2018 Conference Presentation
Abstract
Background: In the late 1990s, the US Centers for Medicare and Medicaid Services started publishing Nursing Home Compare (NHC), an online resource for information about nursing home quality. The goals were to help consumers make more informed decisions and to incent providers to improve the quality of care delivered. Since then, NHC has experienced several major changes, including the addition of clinical quality measures in 2002 and a five-star composite rating system in 2008. A substantial and growing body of research has examined whether and how consumers use the information, whether providers have responded by improving quality, and whether any unintended consequences have emerged.
Objectives: The objective of this study is to describe the NHC system; review the evidence on its effects; discuss the implications for quality, efficiency, and equity; and propose key directions for future research.
Methods: We conducted a systematic review of the literature to find empirical articles assessing NHC. An initial search on PubMed resulted in 50 articles that met inclusion criteria. Use of additional databases and checking of reference sections of all the articles already identified resulted in an additional 6 articles that met our inclusion criteria. We read the 56 included articles to assess methodology and findings, classifying articles according to whether they mainly assessed consumer response, provider response, or issues related to the construction and validity of the reported measures.
Results: Our review found evidence that consumers respond to NHC, with caveats. Consumer response has grown over time as people increasingly turn to the Internet for information about nursing homes and awareness of NHC spreads. Response to the five-star system has been stronger than response to the prior system without a composite summary measure. However, the evidence reveals heterogeneity. More affluent and more educated consumers are more likely to use the ratings to choose higher-quality providers.
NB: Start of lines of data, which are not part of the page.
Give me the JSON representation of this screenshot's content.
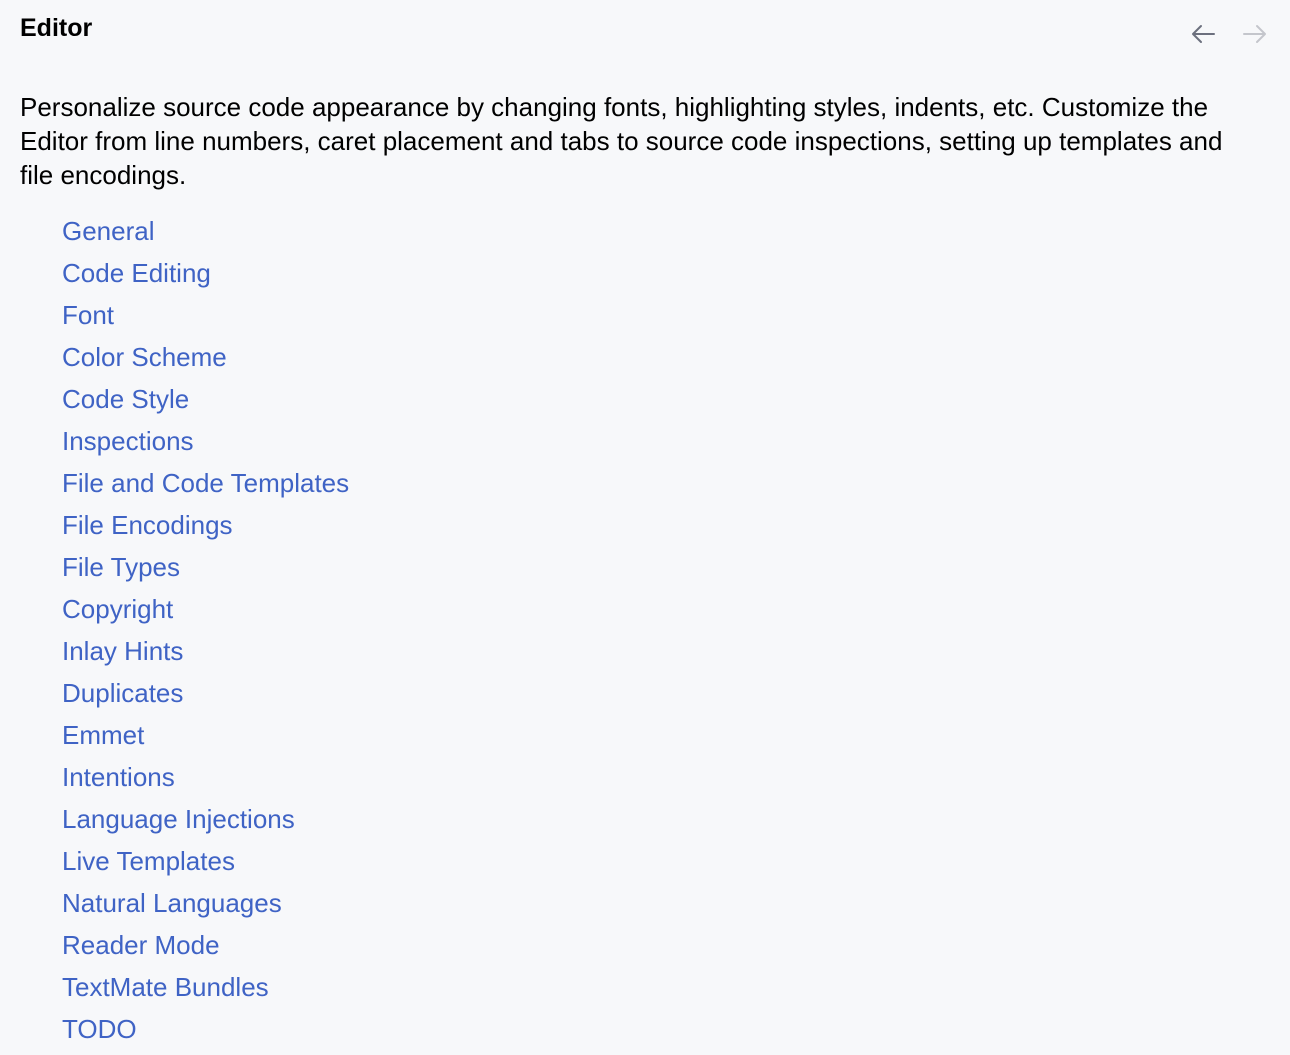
{
  "header": {
    "title": "Editor",
    "back_icon": "arrow-left-icon",
    "forward_icon": "arrow-right-icon",
    "back_color": "#6c707e",
    "forward_color": "#c4c6cc"
  },
  "description": "Personalize source code appearance by changing fonts, highlighting styles, indents, etc. Customize the Editor from line numbers, caret placement and tabs to source code inspections, setting up templates and file encodings.",
  "colors": {
    "link": "#3f63c5",
    "background": "#f7f8fa"
  },
  "links": [
    "General",
    "Code Editing",
    "Font",
    "Color Scheme",
    "Code Style",
    "Inspections",
    "File and Code Templates",
    "File Encodings",
    "File Types",
    "Copyright",
    "Inlay Hints",
    "Duplicates",
    "Emmet",
    "Intentions",
    "Language Injections",
    "Live Templates",
    "Natural Languages",
    "Reader Mode",
    "TextMate Bundles",
    "TODO"
  ]
}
On the provider side, quantitative studies show improvement on performance over time for many of the included measures. Qualitative studies reveal that nursing home managers closely monitor their scores and employ multiple strategies to improve them, some of which result in better care and some of which are simply coding-related strategies that do not change care. Providers facing less competition and higher occupancy put forth less effort to improve scores, and little improvement is seen in the lowest tier of quality.
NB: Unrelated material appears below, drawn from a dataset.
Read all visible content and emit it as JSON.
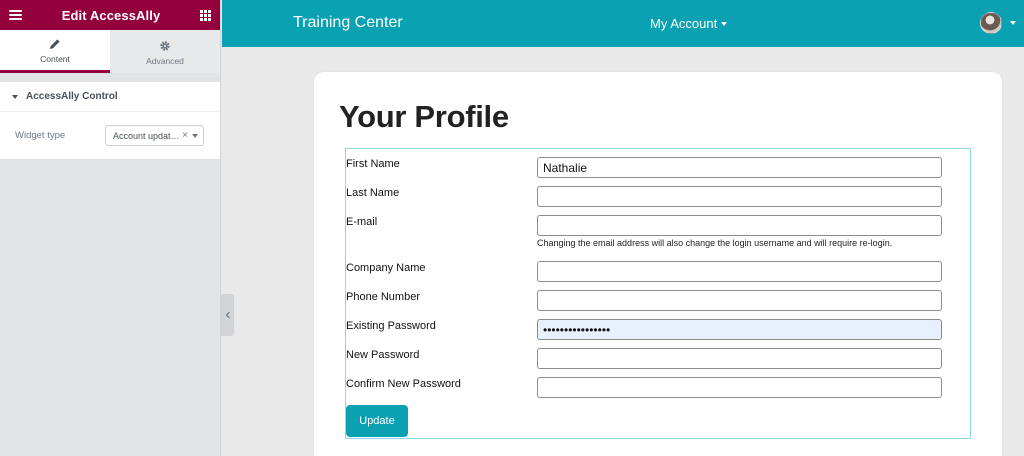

Limitations: In terms of the NHC measures, gaps and problems exist. Risk-adjustment is imperfect, leading to incentives for selection of healthier residents, although research shows that competing incentives to fill beds likely outweigh the desire to select healthier residents except in the highest-quality nursing homes. Important domains of performance such as consumer satisfaction and end-of-life care are missing.
Conclusions: NHC is generally meeting its goals of influencing consumer choice and incenting quality improvement. Continuous refinement is necessary to increase consumer awareness and usefulness of the system and to counter incentives for providers to game the system. Finally, NHC must be only one part of a multifaceted approach to improving the quality of nursing home care.